Form, structure and language


The poem presents itself as a first-person account of an émigrée’s relationship with her homeland. However, given the place is not named, the poem offers a more general consideration of the relationship between people, the places they left behind in childhood and to which they are unable to return. The lack of specific details about the émigrée’s homeland imples that the poem may not be in any sense directly autobiographical. The speaker of the poem may be fictional and the city itself imaginary.


The poem is composed of three stanzas. The first two stanzas are eight lines each and the last stanza has nine lines. Why there’s an extra line is unclear. Perhaps it suggests the speaker just can’t let go of the memories and just doesn’t want the poem to end?

The poem does not use rhyme, but there is a suggestion of a rhythmic pattern of five stresses to the line - although this pattern never fully establishes itself as a regular rhythm. Perhaps this reflects the speaker’s state of mind, which though positive in many ways is also uneasy, unsettled and complex.

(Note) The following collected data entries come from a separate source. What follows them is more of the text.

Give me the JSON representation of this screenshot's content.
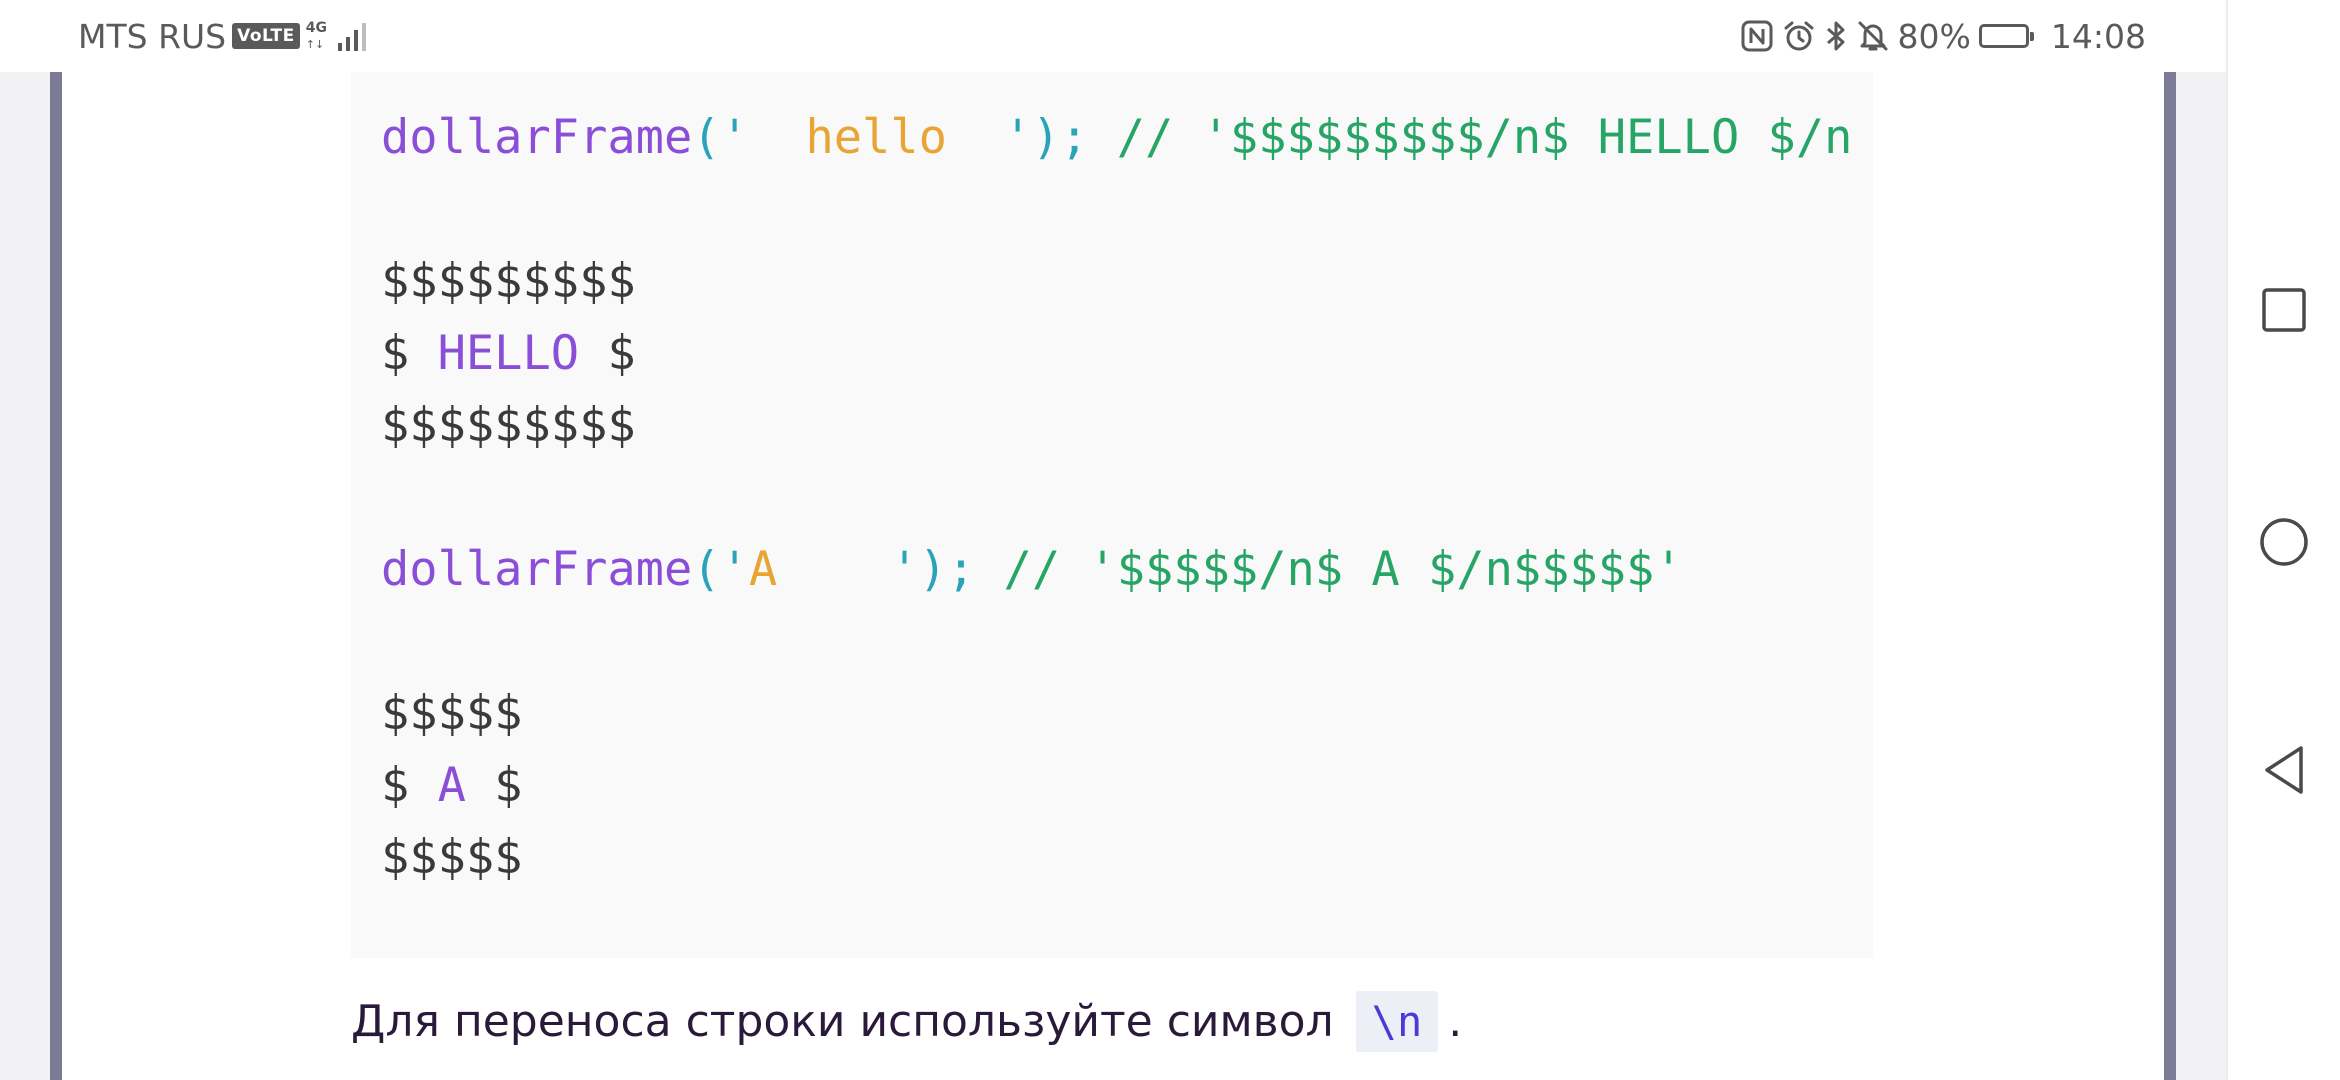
{
  "status_bar": {
    "carrier": "MTS RUS",
    "volte_badge": "VoLTE",
    "network_type": "4G",
    "network_arrows": "↑↓",
    "battery_percent": "80%",
    "battery_level": 0.8,
    "time": "14:08",
    "icons": [
      "signal-icon",
      "nfc-icon",
      "alarm-icon",
      "bluetooth-icon",
      "mute-icon",
      "battery-icon"
    ]
  },
  "code_lines": [
    {
      "fn": "dollarFrame",
      "open": "('",
      "arg": "  hello  ",
      "close": "');",
      "comment": " // '$$$$$$$$$/n$ HELLO $/n"
    },
    {
      "text": "$$$$$$$$$"
    },
    {
      "prefix": "$ ",
      "word": "HELLO",
      "suffix": " $"
    },
    {
      "text": "$$$$$$$$$"
    },
    {
      "fn": "dollarFrame",
      "open": "('",
      "arg": "A    ",
      "close": "');",
      "comment": " // '$$$$$/n$ A $/n$$$$$'"
    },
    {
      "text": "$$$$$"
    },
    {
      "prefix": "$ ",
      "word": "A",
      "suffix": " $"
    },
    {
      "text": "$$$$$"
    }
  ],
  "prose": {
    "text": "Для переноса строки используйте символ",
    "code": "\\n",
    "end": "."
  },
  "navbar": {
    "buttons": [
      "recent-apps-button",
      "home-button",
      "back-button"
    ]
  },
  "colors": {
    "function": "#8a4fd6",
    "punctuation": "#2aa3b8",
    "string": "#e8a533",
    "comment": "#27a566",
    "rail": "#7b7b96"
  }
}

A silhouette of a girl running across the land
The city in the poem could be an extended metaphor for a lost childhood

The language appears to be natural and without artificial devices, but this apparent plainness hides a large amount of figurative language:

  • Rumens makes great use of metaphor; memories include ‘the bright, filled paperweight’; the city’s brutal tyrant rulers are a sickness; the speaker is ‘branded’ by sunlight; time ‘rolls its tanks’ and every word of a grammar is a ‘coloured molecule’. Perhaps the whole city is an extended metaphor, a symbol of the lost childhood to which no adult can return.
  • Rumens also uses similes in 'frontiers rise between us, close like waves’ and ‘That child’s vocabulary I carried here/ like a hollow doll’. Rumens’ use of simile (and metaphor) perhaps suggests the way in which the speaker is shaping her memories and making up her own narrative about her relationship with her homeland.
  • The city is personified and Rumens perhaps makes a play on words when she describes it flying to her ‘in its own white plane’. As well as an aeroplane, a secondary meaning of ‘plane’ as something flat and level, may suggest a sheet of white paper. The poet may be teasingly suggesting that her city exists only in her poem and is an imaginary place. The fairytale like personification further adds to this sense of unreality.